"Your mind will give up way before your body will ..." ~Mark Curtis
Three years ago, power couple Mark Curtis and Vicki Starr switched their fitness focus from triathlons to CrossFit to improve their overall health and lifestyle—and they never looked back.
Triathlons helped develop their natural talents, but CrossFit gave these training partners and CrossFit Coeur d’Alene coaches the strength to rise to the top in their respective age groups and compete in the 2014 Masters Qualifier.
Starr, 44, was a competitive six-time Ironman competitor with a finish in the Ironman World Championship in Kona, Hawaii. The mother and longtime personal trainer found CrossFit in 2011, just when the high of her triathlon competitions began to fade.
“I wanted to push myself more,” Starr explained. “Ultimately, I want to stay fit regardless of my age, taking advantage of the outdoorsy north Idaho lifestyle and being able to live life fully and passionately.”
She finished the 2014 Open in 198th place in the Masters Women 45-49 Division, narrowly qualifying for the next phase of competition.

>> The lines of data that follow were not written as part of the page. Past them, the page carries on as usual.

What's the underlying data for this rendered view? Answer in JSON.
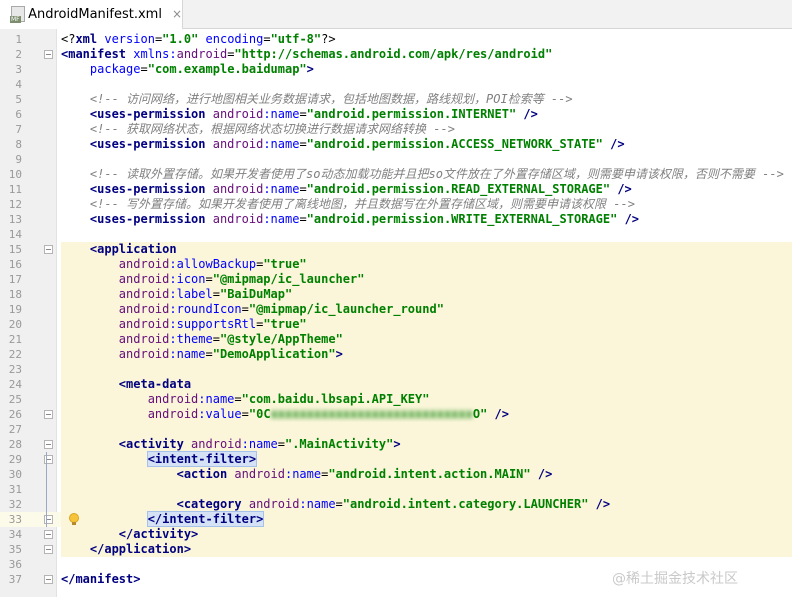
{
  "tab": {
    "title": "AndroidManifest.xml",
    "icon_badge": "MF",
    "close": "×"
  },
  "watermark": "@稀土掘金技术社区",
  "editor": {
    "caret_line": 33,
    "highlighted_lines": [
      15,
      16,
      17,
      18,
      19,
      20,
      21,
      22,
      23,
      24,
      25,
      26,
      27,
      28,
      29,
      30,
      31,
      32,
      33,
      34,
      35
    ],
    "lines": [
      {
        "n": "1",
        "tokens": [
          [
            "plain",
            "<?"
          ],
          [
            "tag",
            "xml "
          ],
          [
            "attr",
            "version"
          ],
          [
            "plain",
            "="
          ],
          [
            "val",
            "\"1.0\""
          ],
          [
            "plain",
            " "
          ],
          [
            "attr",
            "encoding"
          ],
          [
            "plain",
            "="
          ],
          [
            "val",
            "\"utf-8\""
          ],
          [
            "plain",
            "?>"
          ]
        ]
      },
      {
        "n": "2",
        "tokens": [
          [
            "tag",
            "<manifest "
          ],
          [
            "attr",
            "xmlns:"
          ],
          [
            "ns",
            "android"
          ],
          [
            "plain",
            "="
          ],
          [
            "val",
            "\"http://schemas.android.com/apk/res/android\""
          ]
        ]
      },
      {
        "n": "3",
        "tokens": [
          [
            "plain",
            "    "
          ],
          [
            "attr",
            "package"
          ],
          [
            "plain",
            "="
          ],
          [
            "val",
            "\"com.example.baidumap\""
          ],
          [
            "tag",
            ">"
          ]
        ]
      },
      {
        "n": "4",
        "tokens": []
      },
      {
        "n": "5",
        "tokens": [
          [
            "plain",
            "    "
          ],
          [
            "cmt",
            "<!-- 访问网络，进行地图相关业务数据请求，包括地图数据，路线规划，POI检索等 -->"
          ]
        ]
      },
      {
        "n": "6",
        "tokens": [
          [
            "plain",
            "    "
          ],
          [
            "tag",
            "<uses-permission "
          ],
          [
            "ns",
            "android"
          ],
          [
            "attr",
            ":name"
          ],
          [
            "plain",
            "="
          ],
          [
            "val",
            "\"android.permission.INTERNET\""
          ],
          [
            "tag",
            " />"
          ]
        ]
      },
      {
        "n": "7",
        "tokens": [
          [
            "plain",
            "    "
          ],
          [
            "cmt",
            "<!-- 获取网络状态，根据网络状态切换进行数据请求网络转换 -->"
          ]
        ]
      },
      {
        "n": "8",
        "tokens": [
          [
            "plain",
            "    "
          ],
          [
            "tag",
            "<uses-permission "
          ],
          [
            "ns",
            "android"
          ],
          [
            "attr",
            ":name"
          ],
          [
            "plain",
            "="
          ],
          [
            "val",
            "\"android.permission.ACCESS_NETWORK_STATE\""
          ],
          [
            "tag",
            " />"
          ]
        ]
      },
      {
        "n": "9",
        "tokens": []
      },
      {
        "n": "10",
        "tokens": [
          [
            "plain",
            "    "
          ],
          [
            "cmt",
            "<!-- 读取外置存储。如果开发者使用了so动态加载功能并且把so文件放在了外置存储区域，则需要申请该权限，否则不需要 -->"
          ]
        ]
      },
      {
        "n": "11",
        "tokens": [
          [
            "plain",
            "    "
          ],
          [
            "tag",
            "<uses-permission "
          ],
          [
            "ns",
            "android"
          ],
          [
            "attr",
            ":name"
          ],
          [
            "plain",
            "="
          ],
          [
            "val",
            "\"android.permission.READ_EXTERNAL_STORAGE\""
          ],
          [
            "tag",
            " />"
          ]
        ]
      },
      {
        "n": "12",
        "tokens": [
          [
            "plain",
            "    "
          ],
          [
            "cmt",
            "<!-- 写外置存储。如果开发者使用了离线地图，并且数据写在外置存储区域，则需要申请该权限 -->"
          ]
        ]
      },
      {
        "n": "13",
        "tokens": [
          [
            "plain",
            "    "
          ],
          [
            "tag",
            "<uses-permission "
          ],
          [
            "ns",
            "android"
          ],
          [
            "attr",
            ":name"
          ],
          [
            "plain",
            "="
          ],
          [
            "val",
            "\"android.permission.WRITE_EXTERNAL_STORAGE\""
          ],
          [
            "tag",
            " />"
          ]
        ]
      },
      {
        "n": "14",
        "tokens": []
      },
      {
        "n": "15",
        "tokens": [
          [
            "plain",
            "    "
          ],
          [
            "tag",
            "<application"
          ]
        ]
      },
      {
        "n": "16",
        "tokens": [
          [
            "plain",
            "        "
          ],
          [
            "ns",
            "android"
          ],
          [
            "attr",
            ":allowBackup"
          ],
          [
            "plain",
            "="
          ],
          [
            "val",
            "\"true\""
          ]
        ]
      },
      {
        "n": "17",
        "tokens": [
          [
            "plain",
            "        "
          ],
          [
            "ns",
            "android"
          ],
          [
            "attr",
            ":icon"
          ],
          [
            "plain",
            "="
          ],
          [
            "val",
            "\"@mipmap/ic_launcher\""
          ]
        ]
      },
      {
        "n": "18",
        "tokens": [
          [
            "plain",
            "        "
          ],
          [
            "ns",
            "android"
          ],
          [
            "attr",
            ":label"
          ],
          [
            "plain",
            "="
          ],
          [
            "val",
            "\"BaiDuMap\""
          ]
        ]
      },
      {
        "n": "19",
        "tokens": [
          [
            "plain",
            "        "
          ],
          [
            "ns",
            "android"
          ],
          [
            "attr",
            ":roundIcon"
          ],
          [
            "plain",
            "="
          ],
          [
            "val",
            "\"@mipmap/ic_launcher_round\""
          ]
        ]
      },
      {
        "n": "20",
        "tokens": [
          [
            "plain",
            "        "
          ],
          [
            "ns",
            "android"
          ],
          [
            "attr",
            ":supportsRtl"
          ],
          [
            "plain",
            "="
          ],
          [
            "val",
            "\"true\""
          ]
        ]
      },
      {
        "n": "21",
        "tokens": [
          [
            "plain",
            "        "
          ],
          [
            "ns",
            "android"
          ],
          [
            "attr",
            ":theme"
          ],
          [
            "plain",
            "="
          ],
          [
            "val",
            "\"@style/AppTheme\""
          ]
        ]
      },
      {
        "n": "22",
        "tokens": [
          [
            "plain",
            "        "
          ],
          [
            "ns",
            "android"
          ],
          [
            "attr",
            ":name"
          ],
          [
            "plain",
            "="
          ],
          [
            "val",
            "\"DemoApplication\""
          ],
          [
            "tag",
            ">"
          ]
        ]
      },
      {
        "n": "23",
        "tokens": []
      },
      {
        "n": "24",
        "tokens": [
          [
            "plain",
            "        "
          ],
          [
            "tag",
            "<meta-data"
          ]
        ]
      },
      {
        "n": "25",
        "tokens": [
          [
            "plain",
            "            "
          ],
          [
            "ns",
            "android"
          ],
          [
            "attr",
            ":name"
          ],
          [
            "plain",
            "="
          ],
          [
            "val",
            "\"com.baidu.lbsapi.API_KEY\""
          ]
        ]
      },
      {
        "n": "26",
        "tokens": [
          [
            "plain",
            "            "
          ],
          [
            "ns",
            "android"
          ],
          [
            "attr",
            ":value"
          ],
          [
            "plain",
            "="
          ],
          [
            "val",
            "\"0C"
          ],
          [
            "blur",
            "xxxxxxxxxxxxxxxxxxxxxxxxxxxx"
          ],
          [
            "val",
            "O\""
          ],
          [
            "tag",
            " />"
          ]
        ]
      },
      {
        "n": "27",
        "tokens": []
      },
      {
        "n": "28",
        "tokens": [
          [
            "plain",
            "        "
          ],
          [
            "tag",
            "<activity "
          ],
          [
            "ns",
            "android"
          ],
          [
            "attr",
            ":name"
          ],
          [
            "plain",
            "="
          ],
          [
            "val",
            "\".MainActivity\""
          ],
          [
            "tag",
            ">"
          ]
        ]
      },
      {
        "n": "29",
        "tokens": [
          [
            "plain",
            "            "
          ],
          [
            "tag",
            "<intent-filter>"
          ]
        ]
      },
      {
        "n": "30",
        "tokens": [
          [
            "plain",
            "                "
          ],
          [
            "tag",
            "<action "
          ],
          [
            "ns",
            "android"
          ],
          [
            "attr",
            ":name"
          ],
          [
            "plain",
            "="
          ],
          [
            "val",
            "\"android.intent.action.MAIN\""
          ],
          [
            "tag",
            " />"
          ]
        ]
      },
      {
        "n": "31",
        "tokens": []
      },
      {
        "n": "32",
        "tokens": [
          [
            "plain",
            "                "
          ],
          [
            "tag",
            "<category "
          ],
          [
            "ns",
            "android"
          ],
          [
            "attr",
            ":name"
          ],
          [
            "plain",
            "="
          ],
          [
            "val",
            "\"android.intent.category.LAUNCHER\""
          ],
          [
            "tag",
            " />"
          ]
        ]
      },
      {
        "n": "33",
        "tokens": [
          [
            "plain",
            "            "
          ],
          [
            "tag",
            "</intent-filter>"
          ]
        ]
      },
      {
        "n": "34",
        "tokens": [
          [
            "plain",
            "        "
          ],
          [
            "tag",
            "</activity>"
          ]
        ]
      },
      {
        "n": "35",
        "tokens": [
          [
            "plain",
            "    "
          ],
          [
            "tag",
            "</application>"
          ]
        ]
      },
      {
        "n": "36",
        "tokens": []
      },
      {
        "n": "37",
        "tokens": [
          [
            "tag",
            "</manifest>"
          ]
        ]
      }
    ]
  }
}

Curtis, 53, a 24-year Navy SEAL retired veteran and also a multiple Ironman finisher with a best time of 9:13 in Kona, is no stranger to intense workouts, high physical fitness standards and competition. Curtis showed great consistency in the Masters Men 50-54 Division, finishing in 41st place.
The duo credited triathlons for helping hone their best natural assets.
“Our strengths lie in our engines and mental endurance,” Curtis said. “Your mind will give up way before your body will. We have that ability to push our bodies for another rep when our minds caution us to stop.”
Curtis added that triathlons gave him the ability to swim, bike and run well, but left him weak in everything else.
“Transforming from triathlons to CrossFit made me realize how weak I was,” Curtis said. “I’ve made significant gains in strength and today I’m the strongest I’ve been in my life.”
Training for CrossFit Competition
For the 2014 Reebok CrossFit Games season, the couple ramped up their training with age-specific programming focused on increased strength, efficient technique, improved work capacity and nutrition.
Starr said she is preparing for the Masters Qualifier by focusing on weaknesses like complex gymnastics movements, and trying not to overthink the workouts.
“For motivation, I respond best to Mark’s calm and subtle encouragement,” she said, adding that she prefers a focused and deliberate approach to competition workouts.
Curtis’ approach to the Masters Qualifier is having a plan.
“We approach competitive workouts as just another WOD, but I am a tactician and strategist so I’ve already been thinking ahead to what the workouts might be,” he said.
Freeing Up Time to Inspire Others
During triathlon season the couple recalls training up to 25 hours a week. Now, they cherish the free time CrossFit affords them.
“With CrossFit we train about six hours a week,” Starr said. “We have more energy than ever and I love having that time back to spend being active with family and friends.”
Starr coaches her daughter, 17-year-old Jayden Hall, in a CrossFit teen’s class.
“It’s cool, especially with my mom being the coach,” Hall said. “I think of them as the badass parents.”
The pair has inspired fellow CrossFit athletes, proving that age is nearly transparent in a CrossFit box.
“The younger athletes often look up to us as role models,” Curtis said, “and that is an amazing feeling.”